Several analytical techniques were used to adjust patient outcome comparisons for potential treatment selection biases. First, we adjusted our analyses for 13 baseline clinical risk factors using a validated NSTE MI mortality model (Appendix) (9), C-index value in our study population (0.75). We then sequentially adjusted our comparisons of mortality by treatment for treatment propensity score (described in the preceding text) and hospital features (including geographic region, number of beds, on-site cardiac catheterization facilities, and academic affiliation). To test the robustness of these findings, we repeated the analyses: 1) among the subgroup of patients admitted to hospitals with on-site PCI facilities (where patient transfer was limited); 2) after excluding those receiving PCI within the first 24 h; 3) after excluding all PCI patients; 4) after excluding all patients receiving cardiac catheterization; and 5) after excluding all patients who died within the first 24 h of admission.
We also performed a “matched pair” propensity analyses (10,11), in which we paired patients with similar baseline likelihood for treatment where one received early GP IIb/IIIa treatment and one did not. After matching, analyses of baseline characteristics were repeated to ensure that that the populations were comparable. Conditional logistic regression was then used to determine the effect of early GP IIb/IIIa inhibition on mortality in this matched-pair sample.

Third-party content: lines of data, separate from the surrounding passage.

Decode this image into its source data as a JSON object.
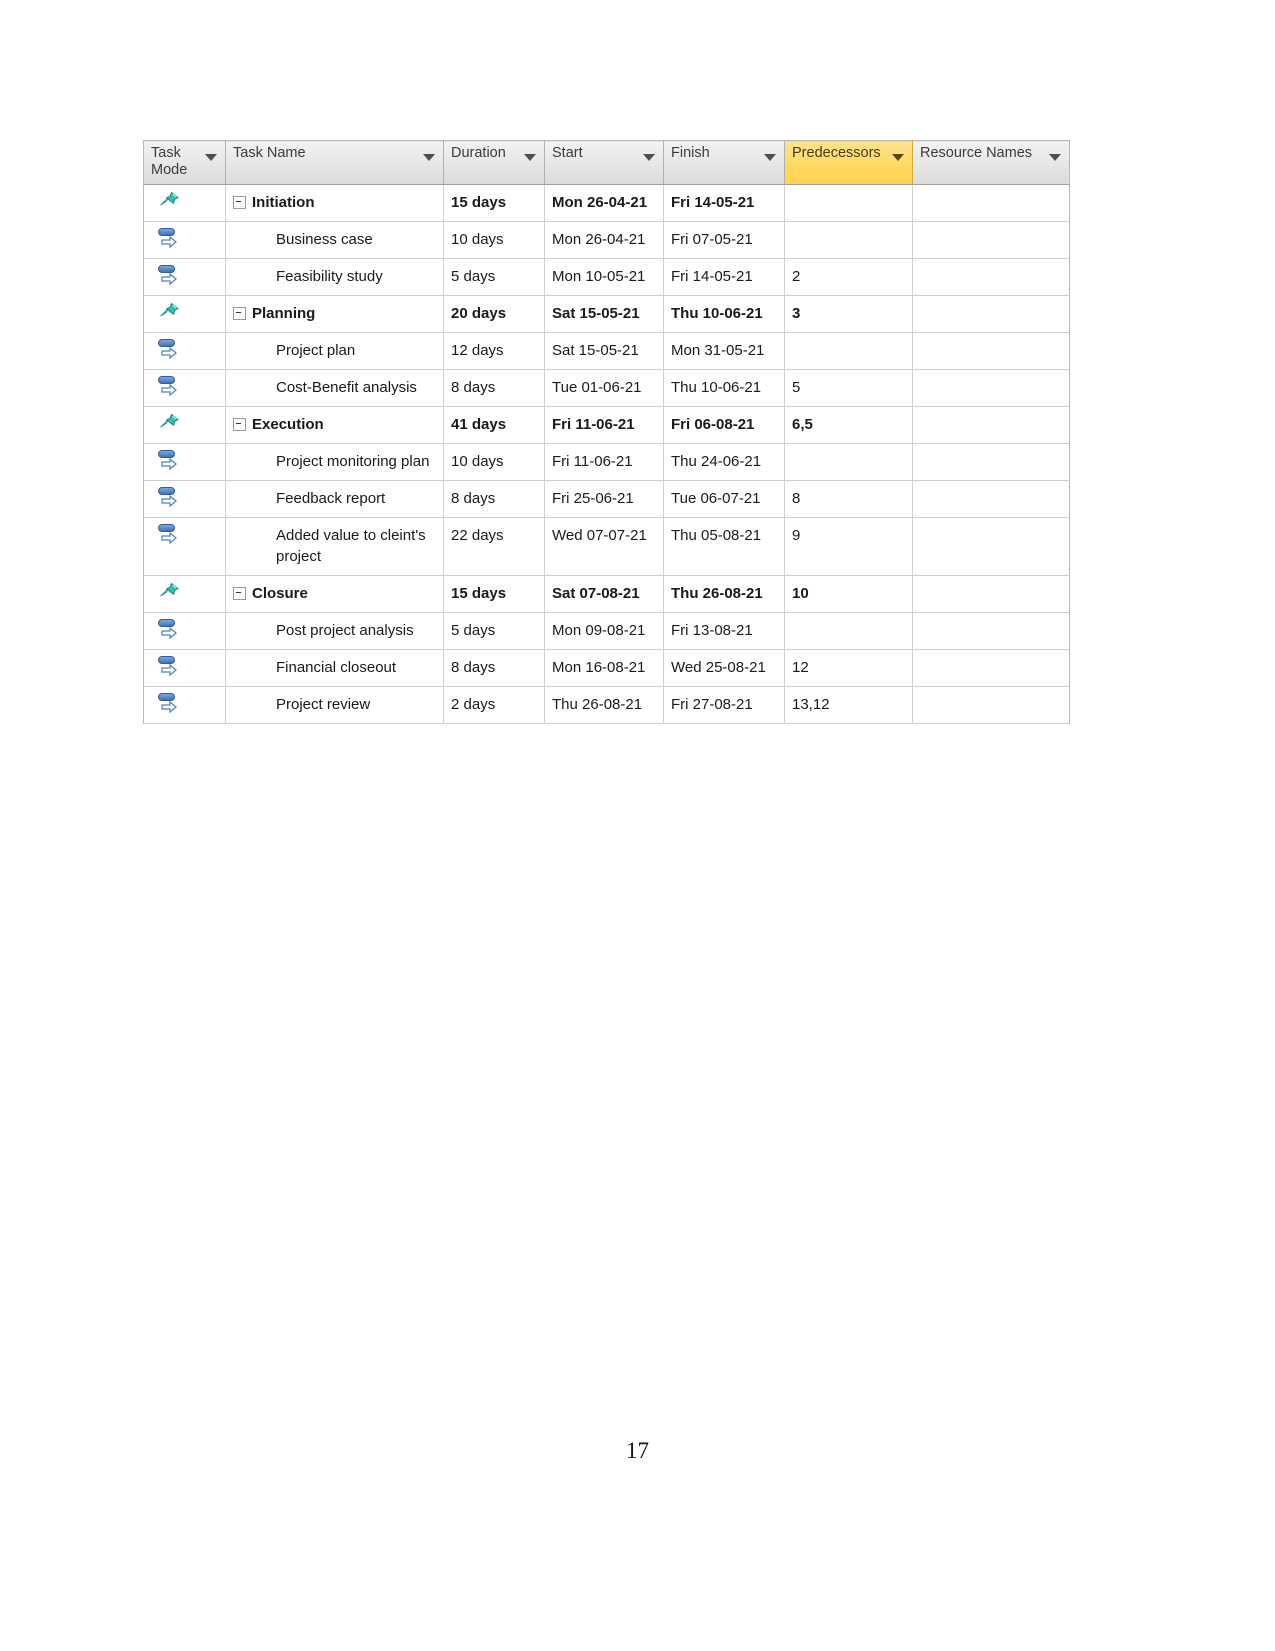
{
  "table": {
    "columns": [
      {
        "key": "mode",
        "label": "Task\nMode",
        "highlight": false
      },
      {
        "key": "name",
        "label": "Task Name",
        "highlight": false
      },
      {
        "key": "dur",
        "label": "Duration",
        "highlight": false
      },
      {
        "key": "start",
        "label": "Start",
        "highlight": false
      },
      {
        "key": "fin",
        "label": "Finish",
        "highlight": false
      },
      {
        "key": "pred",
        "label": "Predecessors",
        "highlight": true
      },
      {
        "key": "res",
        "label": "Resource Names",
        "highlight": false
      }
    ],
    "highlight_color": "#ffd95e",
    "rows": [
      {
        "mode_icon": "pushpin-icon",
        "name": "Initiation",
        "summary": true,
        "duration": "15 days",
        "start": "Mon 26-04-21",
        "finish": "Fri 14-05-21",
        "predecessors": "",
        "resources": ""
      },
      {
        "mode_icon": "auto-schedule-icon",
        "name": "Business case",
        "summary": false,
        "duration": "10 days",
        "start": "Mon 26-04-21",
        "finish": "Fri 07-05-21",
        "predecessors": "",
        "resources": ""
      },
      {
        "mode_icon": "auto-schedule-icon",
        "name": "Feasibility study",
        "summary": false,
        "duration": "5 days",
        "start": "Mon 10-05-21",
        "finish": "Fri 14-05-21",
        "predecessors": "2",
        "resources": ""
      },
      {
        "mode_icon": "pushpin-icon",
        "name": "Planning",
        "summary": true,
        "duration": "20 days",
        "start": "Sat 15-05-21",
        "finish": "Thu 10-06-21",
        "predecessors": "3",
        "resources": ""
      },
      {
        "mode_icon": "auto-schedule-icon",
        "name": "Project plan",
        "summary": false,
        "duration": "12 days",
        "start": "Sat 15-05-21",
        "finish": "Mon 31-05-21",
        "predecessors": "",
        "resources": ""
      },
      {
        "mode_icon": "auto-schedule-icon",
        "name": "Cost-Benefit analysis",
        "summary": false,
        "duration": "8 days",
        "start": "Tue 01-06-21",
        "finish": "Thu 10-06-21",
        "predecessors": "5",
        "resources": ""
      },
      {
        "mode_icon": "pushpin-icon",
        "name": "Execution",
        "summary": true,
        "duration": "41 days",
        "start": "Fri 11-06-21",
        "finish": "Fri 06-08-21",
        "predecessors": "6,5",
        "resources": ""
      },
      {
        "mode_icon": "auto-schedule-icon",
        "name": "Project monitoring plan",
        "summary": false,
        "duration": "10 days",
        "start": "Fri 11-06-21",
        "finish": "Thu 24-06-21",
        "predecessors": "",
        "resources": ""
      },
      {
        "mode_icon": "auto-schedule-icon",
        "name": "Feedback report",
        "summary": false,
        "duration": "8 days",
        "start": "Fri 25-06-21",
        "finish": "Tue 06-07-21",
        "predecessors": "8",
        "resources": ""
      },
      {
        "mode_icon": "auto-schedule-icon",
        "name": "Added value to cleint's project",
        "summary": false,
        "duration": "22 days",
        "start": "Wed 07-07-21",
        "finish": "Thu 05-08-21",
        "predecessors": "9",
        "resources": ""
      },
      {
        "mode_icon": "pushpin-icon",
        "name": "Closure",
        "summary": true,
        "duration": "15 days",
        "start": "Sat 07-08-21",
        "finish": "Thu 26-08-21",
        "predecessors": "10",
        "resources": ""
      },
      {
        "mode_icon": "auto-schedule-icon",
        "name": "Post project analysis",
        "summary": false,
        "duration": "5 days",
        "start": "Mon 09-08-21",
        "finish": "Fri 13-08-21",
        "predecessors": "",
        "resources": ""
      },
      {
        "mode_icon": "auto-schedule-icon",
        "name": "Financial closeout",
        "summary": false,
        "duration": "8 days",
        "start": "Mon 16-08-21",
        "finish": "Wed 25-08-21",
        "predecessors": "12",
        "resources": ""
      },
      {
        "mode_icon": "auto-schedule-icon",
        "name": "Project review",
        "summary": false,
        "duration": "2 days",
        "start": "Thu 26-08-21",
        "finish": "Fri 27-08-21",
        "predecessors": "13,12",
        "resources": ""
      }
    ]
  },
  "footer": {
    "page_number": "17"
  }
}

Finally, the association between early GP IIb/IIIa inhibition and mortality was assessed at the hospital level. For this analysis, institutions contributing fewer than 10 patients per year (18% of the hospitals) were excluded to ensure stable center estimates. Hospitals were subdivided into quartiles based on the proportion of their patients with NSTE MI who received GP IIb/IIIa inhibitors early. Unadjusted and risk-adjusted mortality rates then were compared among hospital subgroups. All statistical analyses were performed using SAS software (version 8.0, SAS Institute, Cary, North Carolina).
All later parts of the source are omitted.